People v Harris |
2016 NY Slip Op 01741 [137 AD3d 514] |
March 10, 2016 |
Appellate Division, First Department |
Published by New York State Law Reporting Bureau pursuant to Judiciary Law § 431. |
 The People of the State of New York,
Respondent, v Tarsaun Harris, Appellant. |
Center for Appellate Litigation, New York (Robert S. Dean of counsel), for appellant.
Darcel D. Clark, District Attorney, Bronx (Ryan Mansell of counsel), for respondent.
Judgment, Supreme Court, Bronx County (Troy K. Webber, J.), rendered February 27, 2015, convicting defendant, upon his plea of guilty, of criminal possession of a weapon in the second degree, and sentencing him to a term of four years, to be followed by three years of post-release supervision, unanimously affirmed.
Defendant did not waive his right to appeal from the judgment because the Court never advised defendant of the consequences of the appeal waiver, or spoke to defendant to ensure he understood the rights he was forfeiting by signing the waiver (see People v Oquendo, 105 AD3d 447 [1st Dept 2013&rsqb, lv denied 21 NY3d 1007 [2013&rsqb). Although defendant signed a written waiver, this "was no substitute for an on-the-record explanation of the nature of the right to appeal" (People v Ramos, 122 AD3d 462, 464 [1st Dept 2014&rsqb). Furthermore, the written waiver says that defendant was "advised by the Court of the nature of the rights being waived," but that never occurred. Rather, the court told defense counsel to explain the waiver of appeal to defendant, and following an off-the-record conference between defendant and his counsel, counsel indicated defendant had signed the waiver. Counsel's confirmation that he told defendant about the waiver cannot substitute for the court conducting its own inquiry.
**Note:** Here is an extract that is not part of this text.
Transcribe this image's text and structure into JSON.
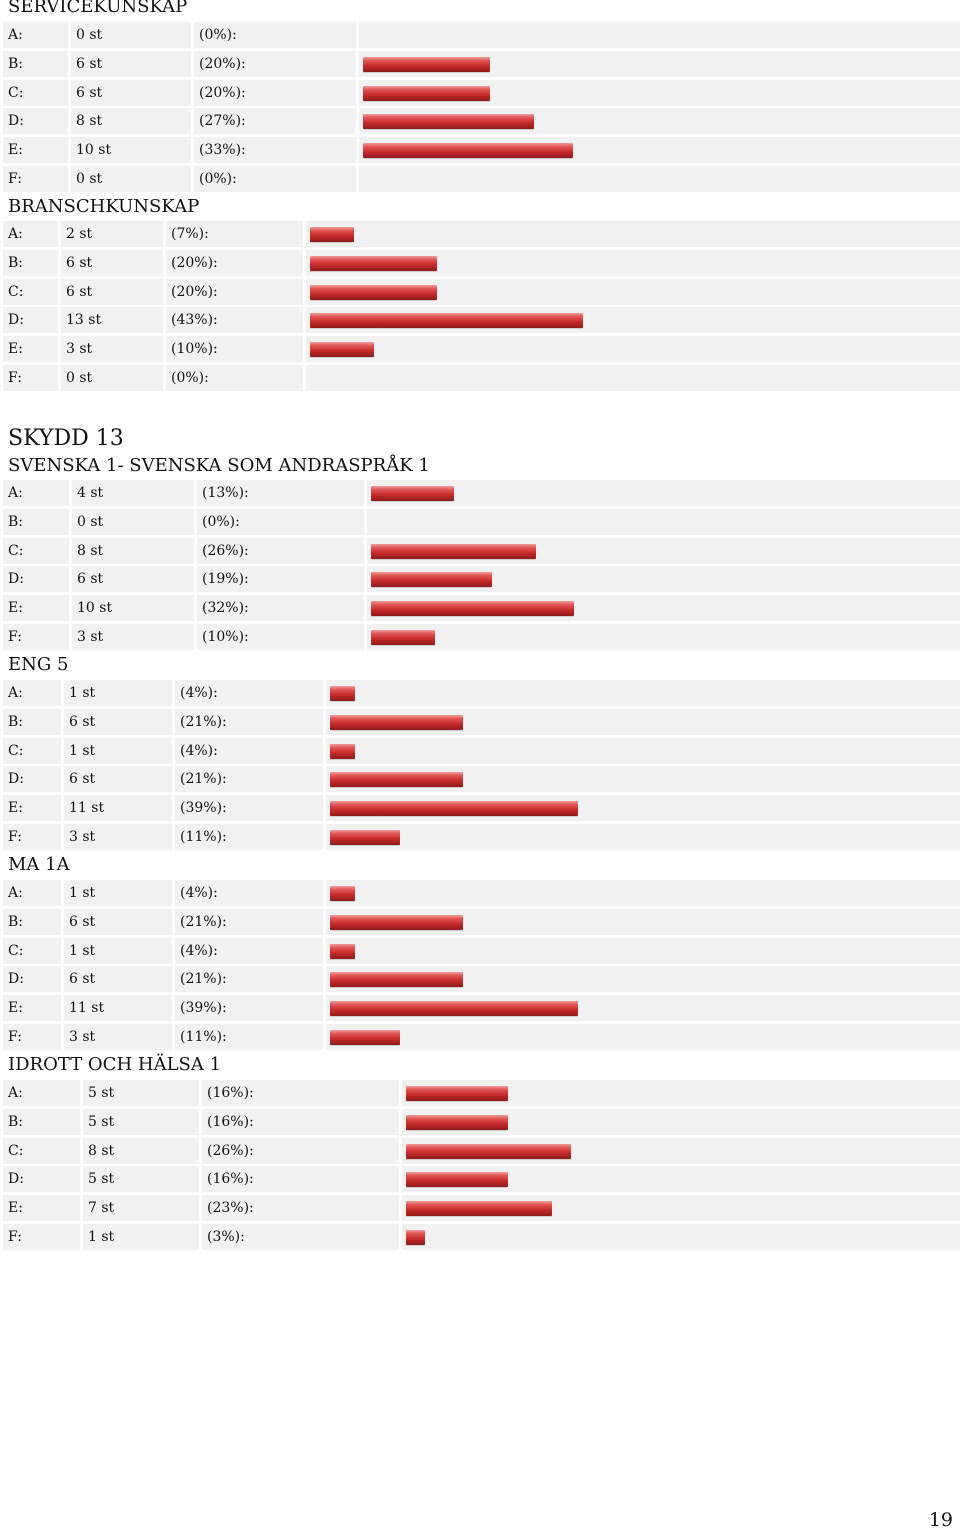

Defendant argues that the written waiver, which is a standard form, is invalid because it chills a defendant's right to file a notice of appeal and creates ethical dilemmas for defense attorneys. The People counter by arguing that the waiver contains exceptions allowing defendant to file a notice of appeal with respect to certain claims that are not waivable. Because the waiver is not enforceable on other grounds, we need not decide this issue.
Although defendant's claim is not waived, we decline to reduce his sentence. Defendant received six months more than the minimum sentence that he had been originally promised because he did not timely appear on the sentencing date and was late on the adjourned date. The court had warned defendant, when it let him remain at liberty pending sentence, that it would give him additional jail time if he did not appear. The court ultimately gave defendant less than the five years incarceration it told defendant he would receive if he did not appear for sentencing. We do not find defendant's sentence to be unduly harsh under the circumstances. Concur—Tom, J.P., Andrias, Moskowitz and Richter, JJ.